US billionaire wealth bounces back
The resilience of US billionaire wealth bodes well for the superyacht market, but not necessarily all sectors…
In Forbes’ 34th annual list of global billionaires – which was released on 18 March rather than its usual slot in February to account for coronavirus – it recorded a small decline in the total number of billionaires globally, with the figure falling from 2153 in 2019, to 2095 in 2020 at the time of the report. The total combined wealth of the world’s billionaires declined from $8.7 trillion (2019) to $8 trillion (2020). During this same period, US billionaire numbers increased from 607 to 614, with cumulative wealth dropping from $3.1 trillion to $2.9 trillion in 2020. However, according to the Billionaire Bonanza 2020 study conducted by the Institute for Policy Studies and published on April 23, by 10 April, only 23 days after the publication of the Forbes report, US billionaires had seen their cumulative wealth increase to $3.2 trillion, surpassing the pre-coronavirus figures.
“Billionaire wealth, as these numbers show, tends to rebound from market meltdowns. In the immediate aftermath of the global economic crisis of 2008, the Forbes 400 saw their combined wealth decline $300 billion from $1.57 trillion in 2008 to $1.27 trillion in 2009,” explains the Billionaire Bonanza report. “Within 30 months of the September 2008 crash, most of these fortunes recovered. By 2012, billionaire wealth had reached $1.7 trillion, exceeding pre-2008 levels. Between 2010 and 2020, the combined wealth of the U.S. billionaire class surged by a staggering 80.6 percent, from $1.631 trillion to $2.947 trillion in 2020.”
With US buyers having dominated the superyacht market in recent years, the news that billionaire wealth has rebounded in the US does, at least on the surface, bode well for the superyacht market. That being said, it is important to be aware of the sectors of the market that this elite class of wealthy individuals operates within and how this differs from the market’s most profligate sectors.

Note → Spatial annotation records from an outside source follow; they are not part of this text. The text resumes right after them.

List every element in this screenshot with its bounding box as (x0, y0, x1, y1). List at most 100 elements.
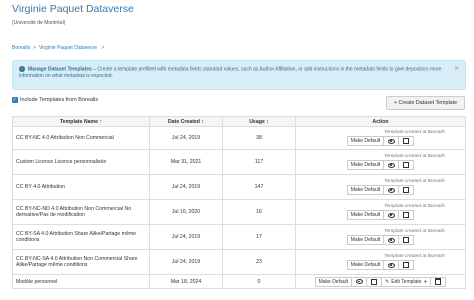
date-created: Jul 16, 2020 (149, 199, 223, 225)
view-template-button[interactable] (383, 210, 400, 220)
table-row: CC BY 4.0 Attribution Jul 24, 2019 147 Temp… (12, 174, 466, 200)
table-row: CC BY-NC-SA 4.0 Attribution Non Commerci… (12, 249, 466, 275)
usage-count: 23 (222, 249, 296, 275)
make-default-button[interactable]: Make Default (346, 235, 385, 245)
template-origin-note: Template created at Borealis (384, 229, 445, 234)
copy-icon (402, 161, 409, 168)
date-created: Mar 18, 2024 (149, 274, 223, 289)
template-origin-note: Template created at Borealis (384, 204, 445, 209)
eye-icon (387, 237, 395, 243)
row-actions: Template created at Borealis Make Default (295, 126, 466, 150)
row-actions: Template created at Borealis Make Default (295, 149, 466, 175)
copy-icon (402, 137, 409, 144)
date-created: Mar 31, 2021 (149, 149, 223, 175)
row-actions: Make Default ✎ Edit Template ▼ (295, 274, 466, 289)
template-origin-note: Template created at Borealis (384, 254, 445, 259)
table-row: Custom Licence Licence personnalisée Mar … (12, 149, 466, 175)
make-default-button[interactable]: Make Default (346, 185, 385, 195)
breadcrumb-dataverse[interactable]: Virginie Paquet Dataverse (39, 45, 97, 51)
include-templates-toggle[interactable]: Include Templates from Borealis (12, 97, 98, 103)
usage-count: 0 (222, 274, 296, 289)
close-icon[interactable]: × (454, 65, 459, 73)
row-actions: Template created at Borealis Make Default (295, 174, 466, 200)
copy-icon (370, 277, 377, 285)
make-default-button[interactable]: Make Default (346, 260, 385, 270)
copy-icon (402, 211, 409, 218)
create-dataset-template-button[interactable]: + Create Dataset Template (386, 96, 465, 110)
copy-template-button[interactable] (398, 185, 415, 195)
template-name[interactable]: Custom Licence Licence personnalisée (12, 149, 150, 175)
breadcrumb-separator: > (33, 45, 36, 51)
template-name[interactable]: CC BY 4.0 Attribution (12, 174, 150, 200)
templates-table: Template Name ↑ Date Created ↕ Usage ↕ A… (12, 116, 466, 289)
view-template-button[interactable] (383, 235, 400, 245)
make-default-button[interactable]: Make Default (346, 210, 385, 220)
copy-template-button[interactable] (398, 260, 415, 270)
breadcrumb-borealis[interactable]: Borealis (12, 45, 30, 51)
edit-template-button[interactable]: ✎ Edit Template ▼ (381, 276, 432, 287)
table-row: CC BY-SA 4.0 Attribution Share Alike/Par… (12, 224, 466, 250)
make-default-button[interactable]: Make Default (346, 160, 385, 170)
table-row: CC BY-NC-ND 4.0 Attribution Non Commerci… (12, 199, 466, 225)
template-name[interactable]: CC BY-SA 4.0 Attribution Share Alike/Par… (12, 224, 150, 250)
date-created: Jul 24, 2019 (149, 174, 223, 200)
copy-template-button[interactable] (398, 136, 415, 146)
view-template-button[interactable] (351, 276, 368, 287)
delete-template-button[interactable] (430, 276, 447, 287)
view-template-button[interactable] (383, 260, 400, 270)
include-templates-checkbox[interactable] (12, 97, 18, 103)
table-row: Modèle personnel Mar 18, 2024 0 Make Defaul… (12, 274, 466, 289)
pencil-icon: ✎ (385, 278, 390, 285)
dataverse-title[interactable]: Virginie Paquet Dataverse (12, 3, 134, 15)
copy-template-button[interactable] (366, 276, 383, 287)
template-name[interactable]: Modèle personnel (12, 274, 150, 289)
eye-icon (387, 262, 395, 268)
view-template-button[interactable] (383, 160, 400, 170)
eye-icon (387, 162, 395, 168)
template-name[interactable]: CC BY-NC 4.0 Attribution Non Commercial (12, 126, 150, 150)
date-created: Jul 24, 2019 (149, 249, 223, 275)
eye-icon (387, 212, 395, 218)
info-icon: i (19, 66, 25, 72)
template-name[interactable]: CC BY-NC-ND 4.0 Attribution Non Commerci… (12, 199, 150, 225)
column-header-date-created[interactable]: Date Created ↕ (149, 116, 223, 127)
breadcrumb-separator: > (101, 45, 105, 51)
date-created: Jul 24, 2019 (149, 126, 223, 150)
copy-template-button[interactable] (398, 210, 415, 220)
column-header-template-name[interactable]: Template Name ↑ (12, 116, 150, 127)
dataverse-affiliation: (Université de Montréal) (12, 20, 66, 26)
view-template-button[interactable] (383, 185, 400, 195)
template-origin-note: Template created at Borealis (384, 130, 445, 135)
make-default-button[interactable]: Make Default (314, 276, 353, 287)
copy-icon (402, 261, 409, 268)
template-name[interactable]: CC BY-NC-SA 4.0 Attribution Non Commerci… (12, 249, 150, 275)
row-actions: Template created at Borealis Make Default (295, 224, 466, 250)
date-created: Jul 24, 2019 (149, 224, 223, 250)
usage-count: 117 (222, 149, 296, 175)
usage-count: 17 (222, 224, 296, 250)
column-header-usage[interactable]: Usage ↕ (222, 116, 296, 127)
copy-template-button[interactable] (398, 160, 415, 170)
eye-icon (355, 279, 363, 284)
usage-count: 38 (222, 126, 296, 150)
copy-icon (402, 236, 409, 243)
trash-icon (435, 278, 442, 285)
row-actions: Template created at Borealis Make Default (295, 249, 466, 275)
copy-icon (402, 186, 409, 193)
usage-count: 147 (222, 174, 296, 200)
eye-icon (387, 138, 395, 144)
view-template-button[interactable] (383, 136, 400, 146)
template-origin-note: Template created at Borealis (384, 154, 445, 159)
usage-count: 16 (222, 199, 296, 225)
copy-template-button[interactable] (398, 235, 415, 245)
column-header-action: Action (295, 116, 466, 127)
include-templates-label: Include Templates from Borealis (20, 97, 99, 103)
edit-template-label: Edit Template (391, 278, 422, 285)
breadcrumb: Borealis > Virginie Paquet Dataverse > (12, 45, 107, 51)
alert-heading: Manage Dataset Templates (28, 66, 92, 73)
row-actions: Template created at Borealis Make Default (295, 199, 466, 225)
make-default-button[interactable]: Make Default (346, 136, 385, 146)
table-row: CC BY-NC 4.0 Attribution Non Commercial J… (12, 126, 466, 150)
chevron-down-icon: ▼ (423, 279, 428, 284)
eye-icon (387, 187, 395, 193)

While the crudest of distinctions hold that a superyacht is any luxury yacht over 30m in length, the projects at the lower end of the spectrum are as distinct from large custom superyachts as they are from small pleasure vessels. The resilience of US billionaires’ financial position says little about the resilience of the smaller superyacht size sectors. Indeed, that US billionaire buying power has rebounded so effectively has absolutely no bearing on the majority of UHNW classes, whose portfolios and stock positions are neither as diverse nor as strong.
In the aftermath of the global financial crisis in 2008 it was the 30-45m sector of the market that was most dramatically affected by the financial downturn. Figure one, produced by The Superyacht Agency, shows that between 2006-2008 the 30-45m had an average growth rate of 8 per cent year on year, the highest of the four market sectors highlighted. However, in the years following the financial crisis the yearly percentage growth of the fleet has dipped dramatically, averaging just 2.6 per cent since 2014.

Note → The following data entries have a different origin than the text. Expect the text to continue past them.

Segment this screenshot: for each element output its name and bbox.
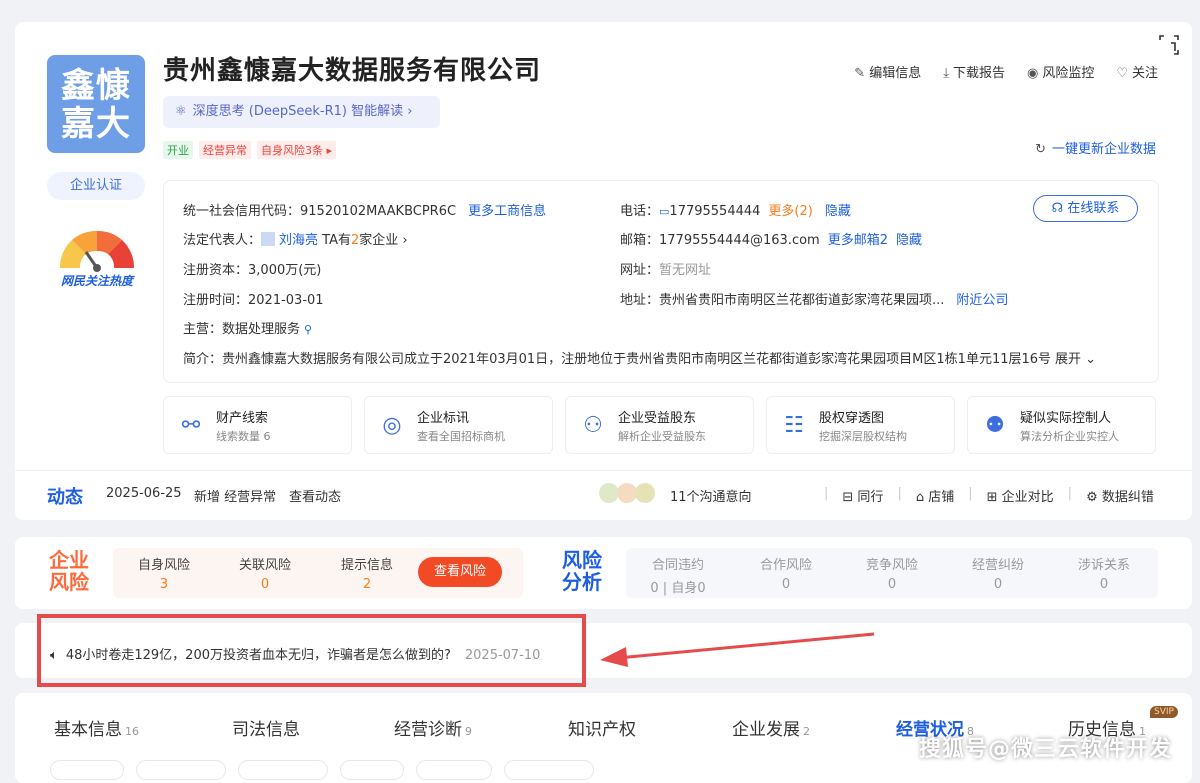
hide-phone-link[interactable]: 隐藏 [825, 204, 851, 219]
heart-icon: ♡ [1116, 66, 1128, 81]
enterprise-auth-button[interactable]: 企业认证 [47, 172, 145, 200]
org-chart-icon: ☷ [784, 413, 804, 438]
eye-icon: ◉ [1026, 66, 1039, 81]
analysis-litigation[interactable]: 涉诉关系 0 [1066, 554, 1142, 592]
property-clue-icon: ⚯ [181, 413, 201, 438]
legal-rep-row: 法定代表人： 刘海亮 TA有2家企业 › [183, 232, 408, 248]
risk-analysis-label: 风险 分析 [562, 548, 602, 594]
analysis-dispute[interactable]: 经营纠纷 0 [960, 554, 1036, 592]
refresh-data-button[interactable]: ↻ 一键更新企业数据 [1035, 138, 1156, 157]
tool-beneficiary[interactable]: ⚇ 企业受益股东 解析企业受益股东 [565, 396, 754, 454]
analysis-competition[interactable]: 竞争风险 0 [854, 554, 930, 592]
more-email-link[interactable]: 更多邮箱2 [828, 233, 888, 248]
more-phone-link[interactable]: 更多(2) [768, 204, 812, 219]
related-risk-item[interactable]: 关联风险 0 [232, 554, 298, 592]
status-tags: 开业 经营异常 自身风险3条 ▸ [163, 141, 337, 159]
credit-code-row: 统一社会信用代码：91520102MAAKBCPR6C 更多工商信息 [183, 204, 547, 219]
phone-icon: ▭ [659, 205, 670, 218]
heat-gauge-icon [52, 222, 142, 272]
download-icon: ⤓ [943, 66, 949, 81]
peer-link[interactable]: ⊟ 同行 [842, 486, 883, 505]
analysis-contract[interactable]: 合同违约 0 | 自身0 [640, 554, 716, 596]
intro-text: 贵州鑫慷嘉大数据服务有限公司成立于2021年03月01日，注册地位于贵州省贵阳市… [222, 352, 1052, 367]
website-row: 网址：暂无网址 [620, 263, 712, 278]
shop-icon: ⌂ [915, 490, 929, 505]
follow-button[interactable]: ♡ 关注 [1116, 62, 1158, 81]
correction-icon: ⚙ [1086, 490, 1102, 505]
phone-row: 电话：▭17795554444 更多(2) 隐藏 [620, 204, 851, 219]
tool-controller[interactable]: ⚉ 疑似实际控制人 算法分析企业实控人 [967, 396, 1156, 454]
self-risk-item[interactable]: 自身风险 3 [131, 554, 197, 592]
heat-label: 网民关注热度 [60, 274, 133, 288]
shop-link[interactable]: ⌂ 店铺 [916, 486, 954, 505]
tool-property-clues[interactable]: ⚯ 财产线索 线索数量 6 [163, 396, 352, 454]
status-badge-risk[interactable]: 自身风险3条 ▸ [257, 141, 337, 159]
edit-info-button[interactable]: ✎ 编辑信息 [854, 62, 921, 81]
enterprise-risk-label: 企业 风险 [49, 548, 89, 594]
view-risk-button[interactable]: 查看风险 [418, 557, 502, 587]
hint-info-item[interactable]: 提示信息 2 [334, 554, 400, 592]
dynamic-text: 新增 经营异常 [194, 490, 277, 505]
target-icon: ◎ [382, 413, 402, 438]
ai-analysis-button[interactable]: ⚛ 深度思考 (DeepSeek-R1) 智能解读 › [163, 96, 440, 128]
tab-judicial[interactable]: 司法信息 [232, 715, 392, 740]
status-badge-abnormal[interactable]: 经营异常 [199, 141, 251, 159]
compare-link[interactable]: ⊞ 企业对比 [987, 486, 1054, 505]
compare-icon: ⊞ [986, 490, 1002, 505]
refresh-icon: ↻ [1035, 142, 1046, 157]
feature-tools: ⚯ 财产线索 线索数量 6 ◎ 企业标讯 查看全国招标商机 ⚇ 企业受益股东 解析企业受益股… [163, 396, 1156, 454]
pencil-icon: ✎ [854, 66, 866, 81]
credit-code: 91520102MAAKBCPR6C [300, 204, 457, 219]
intent-link[interactable]: 11个沟通意向 [670, 486, 752, 505]
view-dynamic-link[interactable]: 查看动态 [289, 486, 341, 505]
legal-rep-companies-link[interactable]: 家企业 › [359, 233, 407, 248]
avatar [261, 232, 276, 246]
sub-tab-row [50, 760, 594, 780]
address-row: 地址：贵州省贵阳市南明区兰花都街道彭家湾花果园项... 附近公司 [620, 293, 1009, 308]
watermark: 搜狐号@微三云软件开发 [918, 737, 1172, 762]
analysis-cooperation[interactable]: 合作风险 0 [748, 554, 824, 592]
expand-intro-button[interactable]: 展开 ⌄ [1055, 352, 1096, 367]
search-icon[interactable]: ⚲ [304, 323, 312, 336]
header-actions: ✎ 编辑信息 ⤓ 下载报告 ◉ 风险监控 ♡ 关注 [854, 62, 1158, 81]
tool-bidding[interactable]: ◎ 企业标讯 查看全国招标商机 [364, 396, 553, 454]
intent-avatars [598, 482, 662, 504]
reg-date-row: 注册时间：2021-03-01 [183, 293, 324, 308]
highlight-box [37, 614, 586, 687]
email-row: 邮箱：17795554444@163.com 更多邮箱2 隐藏 [620, 233, 923, 248]
tool-equity-chart[interactable]: ☷ 股权穿透图 挖掘深层股权结构 [766, 396, 955, 454]
online-contact-button[interactable]: ☊ 在线联系 [1033, 195, 1138, 222]
intro-row: 简介：贵州鑫慷嘉大数据服务有限公司成立于2021年03月01日，注册地位于贵州省… [183, 348, 1143, 367]
company-name: 贵州鑫慷嘉大数据服务有限公司 [163, 56, 542, 86]
tab-diagnosis[interactable]: 经营诊断 9 [394, 715, 560, 740]
corner-expand-icon[interactable] [1158, 34, 1180, 56]
correction-link[interactable]: ⚙ 数据纠错 [1086, 486, 1154, 505]
more-business-info-link[interactable]: 更多工商信息 [468, 204, 546, 219]
business-row: 主营：数据处理服务 ⚲ [183, 322, 313, 337]
tab-basic-info[interactable]: 基本信息 16 [54, 715, 220, 740]
tab-ip[interactable]: 知识产权 [568, 715, 732, 740]
download-report-button[interactable]: ⤓ 下载报告 [943, 62, 1005, 81]
svip-badge: SVIP [1150, 706, 1178, 718]
status-badge-open: 开业 [163, 141, 193, 159]
dynamic-links: | ⊟ 同行 | ⌂ 店铺 | ⊞ 企业对比 | ⚙ 数据纠错 [824, 486, 1154, 505]
dynamic-date: 2025-06-25 [106, 486, 182, 501]
headset-icon: ☊ [1051, 201, 1068, 216]
legal-rep-name[interactable]: 刘海亮 [279, 233, 318, 248]
briefcase-icon: ⊟ [842, 490, 858, 505]
user-shield-icon: ⚉ [985, 413, 1005, 438]
nearby-companies-link[interactable]: 附近公司 [956, 293, 1008, 308]
capital-row: 注册资本：3,000万(元) [183, 263, 322, 278]
company-logo: 鑫慷嘉大 [47, 55, 145, 153]
hide-email-link[interactable]: 隐藏 [896, 233, 922, 248]
user-money-icon: ⚇ [583, 413, 603, 438]
dynamic-label: 动态 [47, 487, 83, 508]
annotation-arrow [596, 630, 880, 670]
ai-sparkle-icon: ⚛ [175, 104, 187, 119]
risk-monitor-button[interactable]: ◉ 风险监控 [1027, 62, 1094, 81]
tab-development[interactable]: 企业发展 2 [732, 715, 896, 740]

In contrast the 60m-plus market, which one might refer to as the ‘billionaire’s market’, has continued to grow at an average of 5.2 per cent since 2014. It should be noted that the period from 2009-2013 has not been referenced because the delivery figures for this period are artificially high due to the delays caused by the 2008 crisis. Nevertheless, while the 30-45m and 45-60m sectors declined in the years immediately following 2008, the 60m-plus market boomed.
That US billionaire wealth has swelled throughout the COVID-19 bodes well for the 60m-plus market, where these individuals are the most frequent buyers. It does not, unfortunately, necessarily bode well for the market’s other sectors.